Most of the ships they built, too, have long since been scrapped.
But the Red Oak Victory found new life as a museum ship. These days, she sits in this berth in an out-of-the-way spot in the Port of Richmond. She sports a tiki bar and theater in a converted cargo hold at one end and an exhibit about Rosie the Riveter at the other.
But her shape is far from ship-shape. The steel on the top deck, for example, is rusted away to almost nothing and is so dangerous museum guests can’t set foot on it. History aficionados and Richmond boosters have long nurtured dreams of sprucing her up and then moving her to a new location in the port closer to the Richmond Ferry Terminal, where she can attract more visitors. That location would also be next to the Rosie the Riveter/World War II Home Front National Historical Park.
Not everyone in Richmond approves of moving the ship.
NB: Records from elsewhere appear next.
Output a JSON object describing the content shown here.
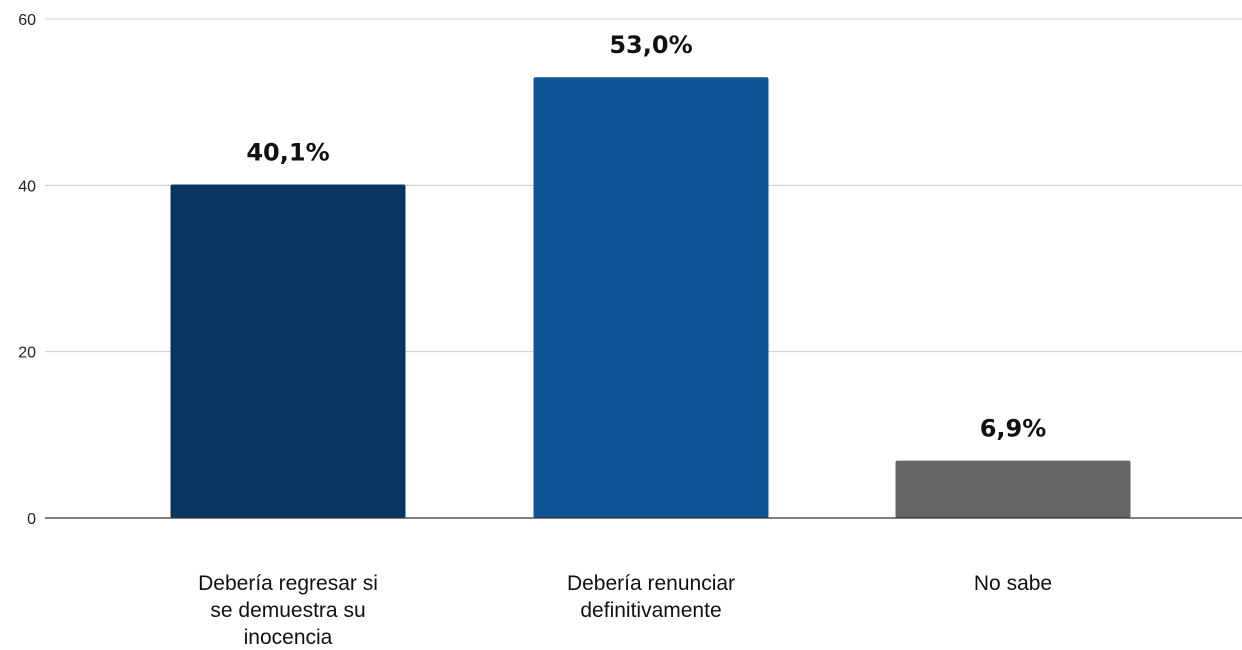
{
  "chart_data": {
    "type": "bar",
    "title": "",
    "xlabel": "",
    "ylabel": "",
    "ylim": [
      0,
      60
    ],
    "yticks": [
      0,
      20,
      40,
      60
    ],
    "grid": true,
    "legend": "none",
    "categories": [
      "Debería regresar si se demuestra su inocencia",
      "Debería renunciar definitivamente",
      "No sabe"
    ],
    "category_lines": [
      [
        "Debería regresar si",
        "se demuestra su",
        "inocencia"
      ],
      [
        "Debería renunciar",
        "definitivamente"
      ],
      [
        "No sabe"
      ]
    ],
    "values": [
      40.1,
      53.0,
      6.9
    ],
    "value_labels": [
      "40,1%",
      "53,0%",
      "6,9%"
    ],
    "colors": [
      "#08365e",
      "#0e5394",
      "#666666"
    ],
    "gridline_color": "#cccccc",
    "axis_color": "#333333"
  }
}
Former Richmond Mayor Tom Butt has stated it would be too costly and complicated to move the vessel, arguing those funds would be better spent on other restoration efforts.
But no one disputes that the Red Oak Victory needs some TLC. It took Rennae Ross, a modern-day Rosie the Riveter, to help make it happen.
Ross, 43, is a welder by trade, and came up in the male-dominated profession when it was not unusual for her to be the only woman on a job site.
She gravitated toward the iconography of Rosie the Riveter, and got involved with the Rosie the Riveter/World War II Home Front National Historic Park and its related Rosie the Riveter Trust. The museum, which sits in a fancier location than the Red Oak along the Richmond waterfront, celebrates the war at home.
Through that work, Ross toured the Red Oak Victory and was dismayed to see the signs of its disrepair. She hatched the idea of having women welders fix her up. The idea picked up steam after Ross was part of a group from the Rosie the Riveter Trust who went to Washington, D.C., to receive the Congressional Medal of Honor on behalf of women who worked on the home front.
“We get a chance to honor them and what they did,” Ross said. “They built it and we’re here making sure that it stays, you know, for the future Rosies of America.”
Ross wore her work clothes — because, after all, she was welding on the ship’s deck. But she also sported a polka-dot bandanna and a red polka-dot welding helmet, which was given to the modern day Rosies by the Jessi Combs Foundation, a group that works to get more women into the trades.
Ross added that after she got involved in the project, she learned that her own great-grandmother Helen had worked at the Kaiser Shipyard.
“I didn’t even know,” Ross said. “It really is inspiring.”